Endres v. Endres, 532 N.W.2d 65, 67 (S.D.1995) (citations omitted).
[¶ 14] Here, the duration of the marriage was twenty-three years. The value of the parties’ property has been previously discussed. At the time the trial court entered its findings, Ethel was forty-six years of age and Joseph was forty-seven. Although Joseph has suffered from phlebitis, his condition does not appear to be perma*202nently debilitating and both parties are in relatively good health. Joseph is a high school graduate and, since leaving his employment at the meat packing plant, his primary occupation has been farming. He also sells crop insurance and, in 1994, he earned $3,148 from insurance sales. Ethel has a college degree and was employed as a teacher before the children were born. Ethel is currently employed by the Post Office and, in 1994, she earned gross wages from that employment of $38,353.90. Accordingly, the trial court found that, in assessing the parties’ capacity and competence to earn a living, Ethel’s ability is greater than Joseph’s. Both parties actively participated in the farm work and contributed to the accumulation of assets. The income producing capacity of the parties’s assets is limited. Most of the assets are fixed and, as a result, the parties are reliant on their incomes for living expenses.

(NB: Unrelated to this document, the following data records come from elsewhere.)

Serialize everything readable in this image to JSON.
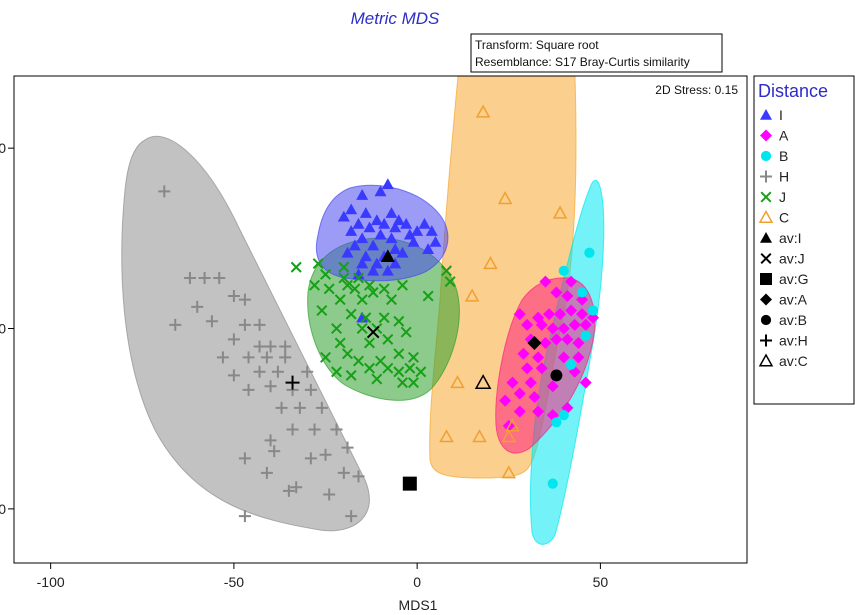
{
  "chart_data": {
    "type": "scatter",
    "title": "Metric MDS",
    "xlabel": "MDS1",
    "ylabel": "",
    "xlim": [
      -110,
      90
    ],
    "ylim": [
      -65,
      70
    ],
    "xticks": [
      -100,
      -50,
      0,
      50
    ],
    "yticks": [
      -50,
      0,
      50
    ],
    "ytick_labels": [
      "0",
      "0",
      "0"
    ],
    "info_lines": [
      "Transform: Square root",
      "Resemblance: S17 Bray-Curtis similarity"
    ],
    "stress": "2D Stress: 0.15",
    "legend_title": "Distance",
    "legend_position": "right",
    "series": [
      {
        "name": "I",
        "marker": "triangle",
        "color": "#3a3aff",
        "points": [
          [
            -8,
            40
          ],
          [
            -10,
            38
          ],
          [
            -15,
            37
          ],
          [
            -18,
            33
          ],
          [
            -14,
            32
          ],
          [
            -20,
            31
          ],
          [
            -7,
            32
          ],
          [
            -11,
            30
          ],
          [
            -5,
            30
          ],
          [
            -16,
            29
          ],
          [
            -9,
            29
          ],
          [
            -3,
            29
          ],
          [
            2,
            29
          ],
          [
            -13,
            28
          ],
          [
            -6,
            28
          ],
          [
            0,
            27
          ],
          [
            -18,
            27
          ],
          [
            -10,
            26
          ],
          [
            -2,
            26
          ],
          [
            4,
            27
          ],
          [
            -15,
            25
          ],
          [
            -7,
            25
          ],
          [
            -1,
            24
          ],
          [
            5,
            24
          ],
          [
            -17,
            23
          ],
          [
            -12,
            23
          ],
          [
            -6,
            22
          ],
          [
            -19,
            21
          ],
          [
            -4,
            21
          ],
          [
            3,
            22
          ],
          [
            -14,
            20
          ],
          [
            -9,
            20
          ],
          [
            -15,
            18
          ],
          [
            -11,
            18
          ],
          [
            -6,
            18
          ],
          [
            -16,
            15
          ],
          [
            -12,
            16
          ],
          [
            -8,
            16
          ],
          [
            -15,
            3
          ]
        ]
      },
      {
        "name": "A",
        "color": "#ff00ff",
        "marker": "diamond",
        "points": [
          [
            35,
            13
          ],
          [
            42,
            13
          ],
          [
            38,
            10
          ],
          [
            41,
            9
          ],
          [
            45,
            8
          ],
          [
            28,
            4
          ],
          [
            33,
            3
          ],
          [
            36,
            4
          ],
          [
            39,
            4
          ],
          [
            42,
            5
          ],
          [
            45,
            4
          ],
          [
            48,
            3
          ],
          [
            30,
            1
          ],
          [
            34,
            1
          ],
          [
            37,
            0
          ],
          [
            40,
            0
          ],
          [
            43,
            1
          ],
          [
            46,
            1
          ],
          [
            31,
            -3
          ],
          [
            35,
            -4
          ],
          [
            38,
            -3
          ],
          [
            41,
            -3
          ],
          [
            44,
            -4
          ],
          [
            29,
            -7
          ],
          [
            33,
            -8
          ],
          [
            40,
            -8
          ],
          [
            44,
            -8
          ],
          [
            30,
            -11
          ],
          [
            34,
            -11
          ],
          [
            43,
            -12
          ],
          [
            26,
            -15
          ],
          [
            31,
            -15
          ],
          [
            37,
            -16
          ],
          [
            46,
            -15
          ],
          [
            28,
            -18
          ],
          [
            32,
            -19
          ],
          [
            24,
            -20
          ],
          [
            28,
            -23
          ],
          [
            33,
            -23
          ],
          [
            37,
            -24
          ],
          [
            41,
            -22
          ],
          [
            25,
            -27
          ]
        ]
      },
      {
        "name": "B",
        "color": "#00e5ee",
        "marker": "circle",
        "points": [
          [
            47,
            21
          ],
          [
            40,
            16
          ],
          [
            45,
            10
          ],
          [
            48,
            5
          ],
          [
            46,
            -2
          ],
          [
            42,
            -10
          ],
          [
            38,
            -26
          ],
          [
            40,
            -24
          ],
          [
            37,
            -43
          ]
        ]
      },
      {
        "name": "H",
        "color": "#888888",
        "marker": "plus",
        "points": [
          [
            -69,
            38
          ],
          [
            -62,
            14
          ],
          [
            -58,
            14
          ],
          [
            -54,
            14
          ],
          [
            -50,
            9
          ],
          [
            -47,
            8
          ],
          [
            -60,
            6
          ],
          [
            -66,
            1
          ],
          [
            -56,
            2
          ],
          [
            -47,
            1
          ],
          [
            -43,
            1
          ],
          [
            -50,
            -3
          ],
          [
            -43,
            -5
          ],
          [
            -40,
            -5
          ],
          [
            -36,
            -5
          ],
          [
            -53,
            -8
          ],
          [
            -46,
            -8
          ],
          [
            -41,
            -8
          ],
          [
            -36,
            -8
          ],
          [
            -50,
            -13
          ],
          [
            -43,
            -12
          ],
          [
            -38,
            -12
          ],
          [
            -30,
            -12
          ],
          [
            -46,
            -17
          ],
          [
            -40,
            -16
          ],
          [
            -34,
            -17
          ],
          [
            -29,
            -17
          ],
          [
            -26,
            -22
          ],
          [
            -32,
            -22
          ],
          [
            -37,
            -22
          ],
          [
            -22,
            -28
          ],
          [
            -28,
            -28
          ],
          [
            -34,
            -28
          ],
          [
            -40,
            -31
          ],
          [
            -19,
            -33
          ],
          [
            -47,
            -36
          ],
          [
            -39,
            -34
          ],
          [
            -29,
            -36
          ],
          [
            -25,
            -35
          ],
          [
            -41,
            -40
          ],
          [
            -33,
            -44
          ],
          [
            -24,
            -46
          ],
          [
            -20,
            -40
          ],
          [
            -16,
            -41
          ],
          [
            -47,
            -52
          ],
          [
            -35,
            -45
          ],
          [
            -18,
            -52
          ]
        ]
      },
      {
        "name": "J",
        "color": "#16a016",
        "marker": "x",
        "points": [
          [
            -33,
            17
          ],
          [
            -27,
            18
          ],
          [
            -20,
            17
          ],
          [
            -25,
            15
          ],
          [
            -20,
            14
          ],
          [
            -16,
            14
          ],
          [
            -13,
            12
          ],
          [
            -19,
            12
          ],
          [
            -9,
            11
          ],
          [
            -4,
            12
          ],
          [
            -28,
            12
          ],
          [
            -24,
            11
          ],
          [
            -17,
            11
          ],
          [
            -21,
            8
          ],
          [
            -12,
            10
          ],
          [
            -15,
            8
          ],
          [
            -7,
            8
          ],
          [
            8,
            16
          ],
          [
            9,
            13
          ],
          [
            3,
            9
          ],
          [
            -26,
            5
          ],
          [
            -18,
            4
          ],
          [
            -14,
            3
          ],
          [
            -9,
            3
          ],
          [
            -5,
            2
          ],
          [
            -22,
            0
          ],
          [
            -15,
            0
          ],
          [
            -11,
            0
          ],
          [
            -3,
            -1
          ],
          [
            -21,
            -4
          ],
          [
            -13,
            -4
          ],
          [
            -8,
            -3
          ],
          [
            -25,
            -8
          ],
          [
            -19,
            -7
          ],
          [
            -5,
            -7
          ],
          [
            -16,
            -9
          ],
          [
            -10,
            -9
          ],
          [
            -1,
            -8
          ],
          [
            -22,
            -12
          ],
          [
            -18,
            -13
          ],
          [
            -13,
            -11
          ],
          [
            -8,
            -11
          ],
          [
            -2,
            -11
          ],
          [
            1,
            -12
          ],
          [
            -4,
            -15
          ],
          [
            -1,
            -15
          ],
          [
            -5,
            -12
          ],
          [
            -11,
            -14
          ]
        ]
      },
      {
        "name": "C",
        "color": "#f0a030",
        "marker": "triangle-open",
        "points": [
          [
            18,
            60
          ],
          [
            24,
            36
          ],
          [
            39,
            32
          ],
          [
            20,
            18
          ],
          [
            15,
            9
          ],
          [
            8,
            -30
          ],
          [
            17,
            -30
          ],
          [
            25,
            -30
          ],
          [
            26,
            -27
          ],
          [
            11,
            -15
          ],
          [
            25,
            -40
          ]
        ]
      },
      {
        "name": "av:I",
        "color": "#000000",
        "marker": "triangle",
        "points": [
          [
            -8,
            20
          ]
        ]
      },
      {
        "name": "av:J",
        "color": "#000000",
        "marker": "x",
        "points": [
          [
            -12,
            -1
          ]
        ]
      },
      {
        "name": "av:G",
        "color": "#000000",
        "marker": "square",
        "points": [
          [
            -2,
            -43
          ]
        ]
      },
      {
        "name": "av:A",
        "color": "#000000",
        "marker": "diamond",
        "points": [
          [
            32,
            -4
          ]
        ]
      },
      {
        "name": "av:B",
        "color": "#000000",
        "marker": "circle",
        "points": [
          [
            38,
            -13
          ]
        ]
      },
      {
        "name": "av:H",
        "color": "#000000",
        "marker": "plus",
        "points": [
          [
            -34,
            -15
          ]
        ]
      },
      {
        "name": "av:C",
        "color": "#000000",
        "marker": "triangle-open",
        "points": [
          [
            18,
            -15
          ]
        ]
      }
    ]
  }
}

[¶ 15] Based upon these factors, the trial court awarded Joseph assets with a net value of $86,551 and Ethel assets with a net value of $90,965. This is a relatively equivalent property distribution with a slight advantage going to Ethel, the appealing party. Based upon the factors discussed above, we find no abuse of discretion in this distribution.
ATTORNEY’S FEES
[¶ 16] Joseph has filed a motion for an award of his appellate attorney’s fees. His motion is accompanied by an itemized statement of costs incurred and legal services rendered as required by Malcolm v. Malcolm, 365 N.W.2d 863 (S.D.1985). Based upon our consideration of the factors applicable to an award of appellate attorney’s fees (see Hogie v. Hogie, 527 N.W.2d 915, 922 (S.D.1995)), we deny Joseph’s motion and direct that both parties be responsible for their own appellate attorney’s fees.
[¶ 17] Affirmed.
[¶ 18] SABERS, KONENKAMP and GILBERTSON, JJ., concur. [¶ 19] AMUNDSON, Justice, dissents.. The reasons for this two year delay in the trial of the property division go largely unexplained in the settled record.
. Ethel can hardly be heard to complain as to this conclusion inasmuch as she appears to have acquiesced in the deferral of the property division, her counsel made no record as to the reasons for the delay of nearly two years in the trial of this matter and counsel also offered little or no objection over the timing of the valuation.